Tuesday, March 13, 2012


      Blank brackets started circulating this past weekend.  I filled mine out yesterday.  It’s March Madness.  This time of year reminds me of my father.  He loved March Madness.
     When I worked at my old law firm he’d help me enter the firm’s pool.  He filled out four brackets one year.  I photocopied, scanned and then emailed each bracket to the guy running the pool in our Houston office.  Dad had written our last name in his huge, signature, black felt tip pen, capital letters with a dash and the number 1, 2, 3 or 4 after.  I’m sure every one made fun of me and how many entries I submitted.  But those laughs didn’t last long.  Dad’s brackets had some good picks; we were in the running for first place.  Then things crashed and burned.  But I remember we won some money the first year Dad helped me (it might have just been from the Dallas office’s pool, not the entire firm) and got to split a pretty big chunk of change.  That made Dad’s entire March Madness.  And from then on, like clock work, after all the conference finals had been played, he’d keep asking me when would my firm’s bracket be distributed.

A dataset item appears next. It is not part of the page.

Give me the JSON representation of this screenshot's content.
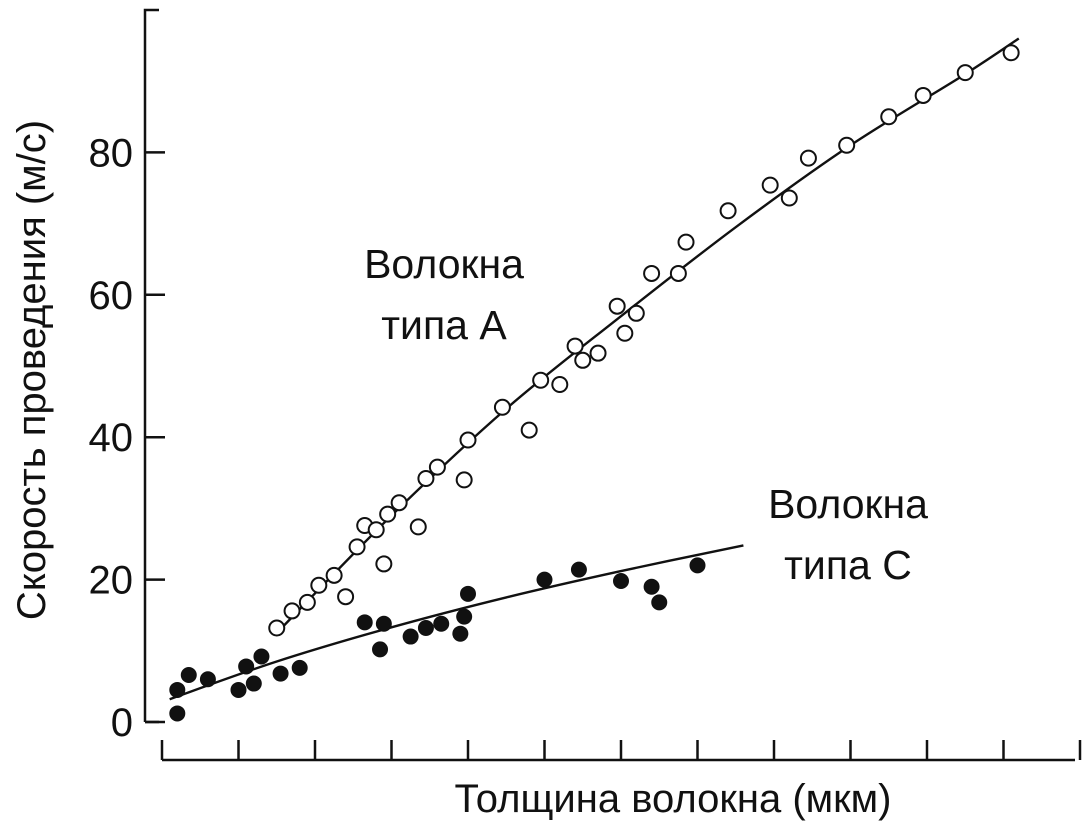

I tried to get Dad to enter one of the CBS Sports online brackets, but he scoffed.  He wanted to fill out his brackets the old school way with a pen.  Then he’d keep a highlighter nearby to keep track of his winning teams.  Most years he’d drive to Dallas the weekend of the Final Four so we could watch it together, his brackets printed out on white computer paper and unevenly folded in his sport coat pocket or the back pocket of his jeans.  We’d go to a neighborhood bar and sit there for hours.  And once we watched an entire Wisconsin game from the bar at a PF Chang’s—we were craving Chinese food.  It was the best time.  Plus, tipsy Dad is super fun and tells even funnier jokes.  He’d never get to drunk Dad status during March Madness, that was reserved for bigger occasions, like my high school graduation.  One of my high school friend’s parents threw her a party at their home in Bernalillo, New Mexico—about 15 minutes outside of Albuquerque.  They had cooler after cooler filled with different kinds of margaritas.  Dad tried every single one until he found the “best.”  My ex-step monster had to drive drunk Dad and me home that night.
It’s surprising how into the gambling aspect of March Madness Dad was considering how he treated it when my sister was in middle school.  He forbade her to enter her school’s March Madness pool because it encouraged gambling and according to him young girls shouldn’t be a part of such things.  Well wouldn’t you know it, my sister filled out her own bracket and entered anyway.  She won.  I can’t remember if it was first place.  Either way she won enough money to go buy a new shirt.  She bought an olive green peasant blouse sprinkled with little cream flowers and a ruffle neck.  Dad saw her wearing it and started fuming.  He knew he hadn’t bought it for her and he knew he hadn’t given her any money to buy new clothes.  And she didn’t have a job.  So he figured it out and proved his own point—that participating in gambling and filling out NCAA brackets leads to dishonesty towards one’s parents.  Dad didn’t ground her, but he was supremely disappointed.  He couldn’t ground her because he loved the basketball too much.  Plus, even though he never told her, he was secretly proud that she’d won the whole pool.  I, on the other hand, only cared about how and when I’d get to wear my sister’s new peasant blouse, I had no idea about college basketball—that was Dad and my sister’s thing.
Maybe I became his basketball watching buddy when we got older since I lived closer to him and he couldn’t just hop in the car to drive to see my sister in Mexico City, San Francisco, Boston or wherever she was living during the month of March.  I don’t really care how I became his March Madness daughter, I’m just glad I got to be her for part of the time before he died.